Matheson, orgoglioso montrealese, sa meglio di chiunque altro cosa significa indossare la divisa dei Canadiens davanti a un pubblico esigente.

Ma sa anche che, in questa città, i critici possono essere spietati. I social network non gli offrono tregua.

Commenti come “Matheson non è un quarterback, punto” o “Sembrava che stesse giocando da ubriaco!” » circolano alla velocità della luce.

Legge queste parole, le sente e gli pesano sulle spalle.

Per Matheson, queste critiche non sono solo parole. Attaccano direttamente il suo orgoglio e il suo profondo attaccamento alla squadra.

È consapevole che diversi sostenitori già chiedono la sua partenza, sperando che la dirigenza trovi un compromesso il più rapidamente possibile.

Questa idea, per un giocatore così orgoglioso di rappresentare Montreal, è senza dubbio la più dolorosa di tutte.

Sul ghiaccio, Matheson sembra portare il peso del mondo. Sempre in ritardo alle partite, incapace di tenere il passo, è diventato un ostacolo piuttosto che una risorsa.

Proprio ieri, la sua incapacità di riposizionarsi di fatto ha portato a costosi fatturati. Il vantaggio numerico, che doveva essere il suo punto di forza, si è trasformato in un frustrante esercizio di passaggi prevedibili e ripartenze sbagliate.

Si ritrovava sempre sul didietro.

Peggio ancora, invece di ridurre il suo tempo di gioco per permettergli di rimettersi in sesto, Martin St-Louis ha continuato a dargli maggiori responsabilità, in particolare sulla prima unità di power play.

Una decisione percepita come incomprensibile dai tifosi, che non hanno mancato di sottolineare che Lane Hutson sarebbe stata un’opzione molto più logica.

Al di là del caso individuale di Matheson, è la gestione della squadra ad essere chiamata in causa. Come può un giocatore così in difficoltà mantenere un ruolo così importante senza conseguenze?

Questa situazione invia un messaggio preoccupante al resto dello spogliatoio, dove giovani talenti come Hutson o anche Kaiden Guhle devono dimostrare il loro valore in ogni partita.

Matheson, dal canto suo, sembra sempre più messo alle strette.

“Sono tutti molto frustrati”, ha ammesso.

“Tra pochi minuti avremo una partita e non sarà divertente, questo è certo. Ma dopo è importante voltare pagina. »

Queste parole, seppur lucide, suonano come un disperato bisogno di una boccata d’aria fresca in una stagione che sembra soffocare sotto il peso delle aspettative disattese.

Il tempo stringe per Mike Matheson e il canadese.
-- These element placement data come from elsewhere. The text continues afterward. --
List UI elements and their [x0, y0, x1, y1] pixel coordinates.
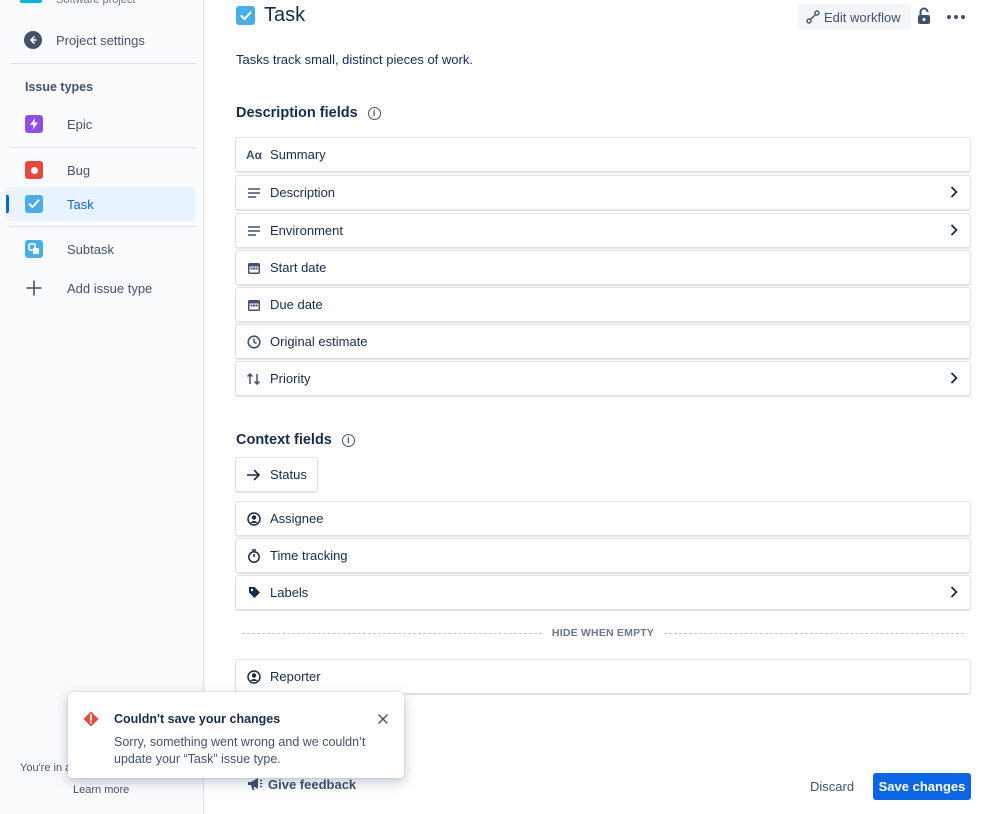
hide-when-empty-label: HIDE WHEN EMPTY [551, 627, 655, 639]
sidebar-item-epic[interactable]: Epic [7, 107, 195, 141]
task-icon [25, 195, 43, 213]
flag-body: Sorry, something went wrong and we could… [114, 735, 366, 766]
field-label: Labels [270, 585, 309, 600]
project-settings-link[interactable]: Project settings [10, 24, 196, 56]
stopwatch-icon [246, 548, 262, 564]
field-status[interactable]: Status [235, 457, 318, 492]
sidebar-item-label: Epic [67, 116, 93, 132]
close-icon[interactable] [378, 712, 388, 727]
section-title: Context fields [236, 432, 332, 448]
add-issue-type-button[interactable]: Add issue type [7, 271, 195, 305]
issue-types-heading: Issue types [25, 80, 94, 94]
sidebar-item-label: Subtask [67, 241, 114, 257]
workflow-icon [806, 10, 820, 24]
field-label: Assignee [270, 511, 324, 526]
sidebar-item-subtask[interactable]: Subtask [7, 232, 195, 266]
field-label: Time tracking [270, 548, 348, 563]
chevron-right-icon[interactable] [950, 586, 958, 601]
field-label: Due date [270, 297, 323, 312]
edit-workflow-button[interactable]: Edit workflow [798, 4, 911, 30]
hide-when-empty-divider: HIDE WHEN EMPTY [242, 626, 965, 640]
field-summary[interactable]: Aα Summary [235, 137, 971, 172]
field-start-date[interactable]: Start date [235, 250, 971, 285]
edit-workflow-label: Edit workflow [824, 9, 901, 25]
bug-icon [25, 161, 43, 179]
description-fields-heading: Description fields i [236, 105, 381, 121]
field-priority[interactable]: Priority [235, 361, 971, 396]
person-icon [246, 669, 262, 685]
person-icon [246, 511, 262, 527]
section-title: Description fields [236, 105, 358, 121]
epic-icon [25, 115, 43, 133]
field-assignee[interactable]: Assignee [235, 501, 971, 536]
project-type: Software project [56, 0, 136, 6]
discard-button[interactable]: Discard [804, 776, 860, 797]
field-label: Environment [270, 223, 343, 238]
field-description[interactable]: Description [235, 175, 971, 210]
field-label: Reporter [270, 669, 321, 684]
learn-more-link[interactable]: Learn more [73, 784, 129, 796]
megaphone-icon [248, 778, 263, 790]
divider [10, 63, 196, 64]
add-issue-type-label: Add issue type [67, 280, 153, 296]
sidebar-item-label: Task [67, 196, 94, 212]
error-flag: Couldn't save your changes Sorry, someth… [68, 692, 404, 778]
issue-type-description: Tasks track small, distinct pieces of wo… [236, 52, 473, 67]
field-label: Priority [270, 371, 311, 386]
flag-title: Couldn't save your changes [114, 712, 281, 726]
sidebar-item-bug[interactable]: Bug [7, 153, 195, 187]
chevron-right-icon[interactable] [950, 186, 958, 201]
field-label: Start date [270, 260, 327, 275]
plus-icon [25, 279, 43, 297]
divider [10, 147, 196, 148]
project-settings-label: Project settings [56, 32, 145, 48]
give-feedback-button[interactable]: Give feedback [246, 776, 356, 792]
task-icon [236, 6, 255, 25]
context-fields-heading: Context fields i [236, 432, 355, 448]
arrow-right-icon [246, 467, 262, 483]
give-feedback-label: Give feedback [268, 776, 357, 792]
error-icon [83, 711, 99, 730]
field-original-estimate[interactable]: Original estimate [235, 324, 971, 359]
field-time-tracking[interactable]: Time tracking [235, 538, 971, 573]
info-icon[interactable]: i [341, 433, 355, 447]
unlock-icon[interactable] [917, 7, 931, 28]
calendar-icon [246, 297, 262, 313]
text-icon: Aα [246, 147, 263, 162]
field-label: Summary [270, 147, 326, 162]
more-options-icon[interactable] [947, 8, 965, 26]
field-label: Status [270, 467, 307, 482]
back-arrow-icon [24, 31, 42, 49]
lines-icon [246, 185, 262, 201]
page-title: Task [264, 4, 306, 26]
subtask-icon [25, 240, 43, 258]
save-changes-button[interactable]: Save changes [873, 773, 971, 800]
page-header: Task [236, 4, 305, 27]
field-labels[interactable]: Labels [235, 575, 971, 610]
field-environment[interactable]: Environment [235, 213, 971, 248]
divider [10, 226, 196, 227]
chevron-right-icon[interactable] [950, 224, 958, 239]
sidebar-item-task[interactable]: Task [6, 187, 195, 221]
clock-icon [246, 334, 262, 350]
sidebar-item-label: Bug [67, 162, 91, 178]
field-label: Description [270, 185, 336, 200]
field-label: Original estimate [270, 334, 368, 349]
chevron-right-icon[interactable] [950, 372, 958, 387]
info-icon[interactable]: i [367, 106, 381, 120]
lines-icon [246, 223, 262, 239]
field-reporter[interactable]: Reporter [235, 659, 971, 694]
calendar-icon [246, 260, 262, 276]
tag-icon [246, 585, 262, 601]
project-logo [20, 0, 42, 3]
field-due-date[interactable]: Due date [235, 287, 971, 322]
priority-icon [246, 371, 262, 387]
sidebar-footer-text: You're in a [20, 762, 72, 774]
Se il difensore non riesce a ricomporsi in fretta, diventerà difficile giustificare la sua presenza in un ruolo così centrale.

I tifosi, dal canto loro, non perdoneranno quello che percepiscono come favoritismo nei confronti di un giocatore che ha completamente perso l’orientamento.

Per Martin St-Louis, la gestione del caso Matheson potrebbe diventare una vera prova della sua credibilità come allenatore.

Continuare a favorire un giocatore che sembra sopraffatto rischia di incrinare non solo la fiducia dei tifosi, ma anche quella degli altri giocatori.

Per quanto riguarda Matheson, il suo futuro è più incerto che mai. Per un uomo che porta il suo amore per Montreal come un distintivo d’onore, questa stagione si preannuncia un incubo emotivo.

Il tempo dirà se Matheson troverà la forza per superare questa prova o se la pressione insopportabile della città alla fine avrà la meglio su di lui.

Nel frattempo, ogni partita è un crudele promemoria delle enormi aspettative che derivano dal privilegio – e dall’onere – di giocare per i Montreal Canadiens.